Users posting with the #WhosWhoInBUGA include details about themselves such as their class year, major and hobbies. They also may include invitations of friendship and advice from current students. (Courtesy/Jalen Carter, Sarah Olatidoye)

While scrolling through Twitter, you might notice the influx of posts under #WhosWhoInBUGA. Initiated by the Georgia Daze Minority Recruitment Program at the University of Georgia, this hashtag has been around since 2018 and has welcomed prospective and incoming students to the UGA community.

Users posting with the hashtag include details about themselves such as their class year, major and hobbies. They also may include invitations of friendship and advice from current students.

The Georgia Daze Twitter kicked off this year’s hashtag on April 2, just in time for the start of Georgia Daze Weekend during which admitted high school seniors from historically underrepresented groups experience UGA and its culture through an overnight visitation program. This year, Daze Weekend was held virtually with most of the events taking place over Zoom along with some social media campaigns.

Camille Jones, a junior biology and spanish major and Georgia Daze president, said the hashtag has been used this season to introduce prospective UGA students to one another, as well as introduce them to current students and the organizations they are involved in.

For current students, the hashtag brings the community together, Jones said. For prospective students, it’s important because it gives them an opportunity to see the different organizations UGA has to offer including UGA’s National Association for the Advancement of Colored People, UGA’s National Council of Negro Women and the Divine Nine, or National Pan-Hellenic Council, Greek letter organizations.

“It’s an important way for students to see our community and how many of us there are,” Jones said.

This is sophomore international affairs major Sarah Olatidoye’s first year participating in #WhosWhoInBUGA. While COVID-19 has posed difficulty in meeting new people, Olatidoye decided the hashtag was a good way to reach out to new Black students who may want to connect over shared interests.

“The Black community at UGA is pretty small; however, I think we fail to realize there’s so many other students we don’t know who might have similar interests to us. It reminds us of all the new people we have to meet and connect with,” Olatidoye said.

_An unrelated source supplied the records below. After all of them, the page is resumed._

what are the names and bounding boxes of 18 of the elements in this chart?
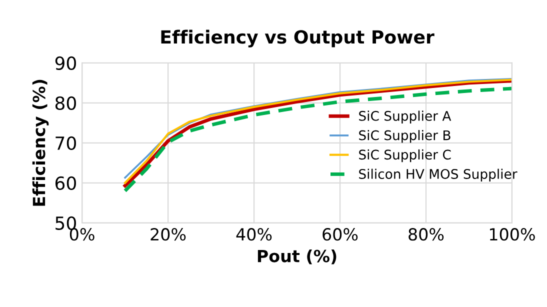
- y-tick-label: 80: [55, 96, 76, 110]
- x-tick-label: 60%: [322, 228, 358, 241]
- x-tick-label: 0%: [70, 228, 94, 241]
- y-axis-title: Efficiency (%): [32, 80, 49, 206]
- x-tick-label: 80%: [408, 228, 444, 241]
- y-tick-label: 90: [55, 56, 76, 70]
- legend-label: Silicon HV MOS Supplier: [359, 168, 518, 182]
- x-tick-label: 100%: [490, 228, 535, 241]
- y-tick-label: 60: [55, 176, 76, 190]
- x-axis-title: Pout (%): [258, 249, 336, 264]
- legend-label: SiC Supplier B: [359, 130, 450, 143]
- x-tick-label: 20%: [150, 228, 186, 241]
- y-tick-label: 70: [56, 136, 76, 150]
- y-tick-label: 50: [56, 216, 76, 230]
- legend-label: SiC Supplier A: [359, 110, 452, 124]
- x-tick-label: 40%: [236, 228, 272, 241]
- legend-label: SiC Supplier C: [359, 149, 451, 162]
- chart-title: Efficiency vs Output Power: [161, 30, 434, 48]
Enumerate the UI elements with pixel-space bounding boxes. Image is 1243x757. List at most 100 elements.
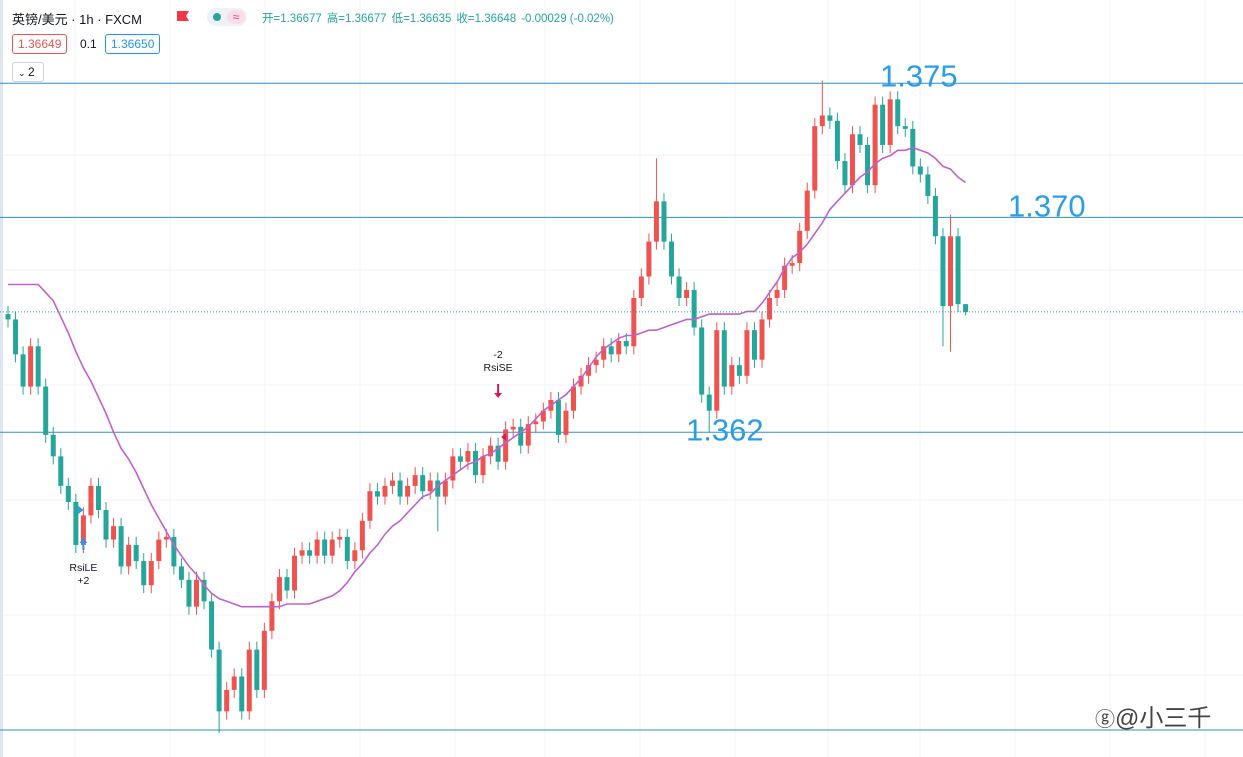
candle-body (359, 520, 365, 551)
signal-qty: -2 (493, 349, 502, 361)
candle-body (95, 485, 101, 511)
candle-body (329, 539, 335, 556)
candle-body (374, 491, 380, 497)
flag-icon[interactable] (174, 9, 192, 25)
signal-arrow (79, 538, 88, 550)
candle-body (586, 365, 592, 376)
candle-body (43, 386, 49, 435)
candle-body (797, 230, 803, 264)
candle-body (420, 475, 426, 492)
candle-body (209, 601, 215, 650)
candle-body (744, 330, 750, 376)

Similarly, for the incoming students who might be intimidated by a school with a small number of Black students, it can be reassuring to see other students of similar backgrounds and passions, Olatidoye said.

“There’s a lot of experiences you can have [at UGA], and that can be based on the organizations you’re involved with … or the people you hang around. ... But really, it’s the student who makes their experience what it is,” Olatidoye said.

Jalen Carter, a freshman psychology major, learned about the hashtag through some of his friends who used it on social media. He said it makes the UGA community more welcoming to newcomers.

“[At UGA] you’re going to get some of the best professors and education, and the football games are nice too,” Carter said. “It’s an experience you won’t regret.”